Disclaimer: Still not a genius, meaning I still don't own Twilight

Disclaimer: Still not a genius, meaning I still don't own Twilight.

I'm happy. Really, I am. I have a husband with whom I am madly in love with, and the most beautiful baby girl I could possible imagine. I have a small but nice home, I have a job, I have my books. There's absolutely no reason at all for me to be feeling like this.

I love Jacob more than anything and everything else in the world combined. He's given me so many things that I never even knew I wanted. Living in La Push wasn't always what I'd had in mind, but I have a life here now, and I've carved my place in the world. It's a small place, but it's all mine.

Jacob and I have been together for nearly twelve years, ever since the summer after my junior year of high school. He'd grown out of his awkward adolescence and into the kind of guy that I knew was meant for me. He was strong, understanding, he made me laugh, and best of all, he loved me. I always felt like I knew Jacob inside and out. With Jacob, there were no surprises. With Jacob, I was safe.
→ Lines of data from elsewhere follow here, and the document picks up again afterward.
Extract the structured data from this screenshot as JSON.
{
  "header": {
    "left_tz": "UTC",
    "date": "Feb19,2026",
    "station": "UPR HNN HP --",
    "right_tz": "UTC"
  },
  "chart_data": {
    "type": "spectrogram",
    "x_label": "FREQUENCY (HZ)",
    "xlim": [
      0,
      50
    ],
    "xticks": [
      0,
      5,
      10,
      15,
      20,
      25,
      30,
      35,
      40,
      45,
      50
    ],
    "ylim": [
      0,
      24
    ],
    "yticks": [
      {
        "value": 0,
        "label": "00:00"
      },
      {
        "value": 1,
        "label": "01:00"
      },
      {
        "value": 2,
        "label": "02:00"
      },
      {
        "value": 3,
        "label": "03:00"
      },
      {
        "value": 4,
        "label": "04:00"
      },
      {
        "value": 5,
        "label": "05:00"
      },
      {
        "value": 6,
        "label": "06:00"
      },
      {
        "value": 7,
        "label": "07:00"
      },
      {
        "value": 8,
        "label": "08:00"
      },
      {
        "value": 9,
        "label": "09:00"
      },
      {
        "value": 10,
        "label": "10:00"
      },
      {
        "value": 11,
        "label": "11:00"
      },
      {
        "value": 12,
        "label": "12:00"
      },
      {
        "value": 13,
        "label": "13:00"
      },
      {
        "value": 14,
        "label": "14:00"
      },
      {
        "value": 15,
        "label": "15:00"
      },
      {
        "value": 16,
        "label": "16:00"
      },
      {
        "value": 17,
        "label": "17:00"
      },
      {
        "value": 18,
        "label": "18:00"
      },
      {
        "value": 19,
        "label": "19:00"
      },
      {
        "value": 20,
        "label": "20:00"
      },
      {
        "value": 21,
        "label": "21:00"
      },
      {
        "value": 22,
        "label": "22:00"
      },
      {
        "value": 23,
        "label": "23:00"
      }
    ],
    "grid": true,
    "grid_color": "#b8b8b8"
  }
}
True to my mother's wishes, we waited to get married until after we had graduated Washington State, and on my thirtieth birthday, I became Isabella Marie Black. It just feels like it was all meant to be.

But through all of our happy years together, through all the memories, the warm touches, the intimate kisses, I've been wondering something. It's really stupid, because it's been almost thirteen years, and I never saw him again. But every time I see my husband, I'm forced to wonder about that boy in my biology class so many years ago. I always think about what may have been, if he and his family hadn't left town so abruptly. I know we would have had something. Even after all this time, I remember the look he had in his eyes the first time he saw me, the way he saved me from being crushed by Tyler Crowley's van. I never told anyone about that. I kept my promise to him, even though he didn't extend me the same courtesy.

I'm happy. I have an amazing life, a healthy daughter, and I'm crazy in love with my husband. But sometimes, on those rare sunny days, I think about the boy who saved my life. I know I could have loved him, maybe as much as I love Jacob. Maybe more. I'm happy, but that doesn't stop me from wondering what happened to that beautiful, mysterious boy who will always own a piece of my heart.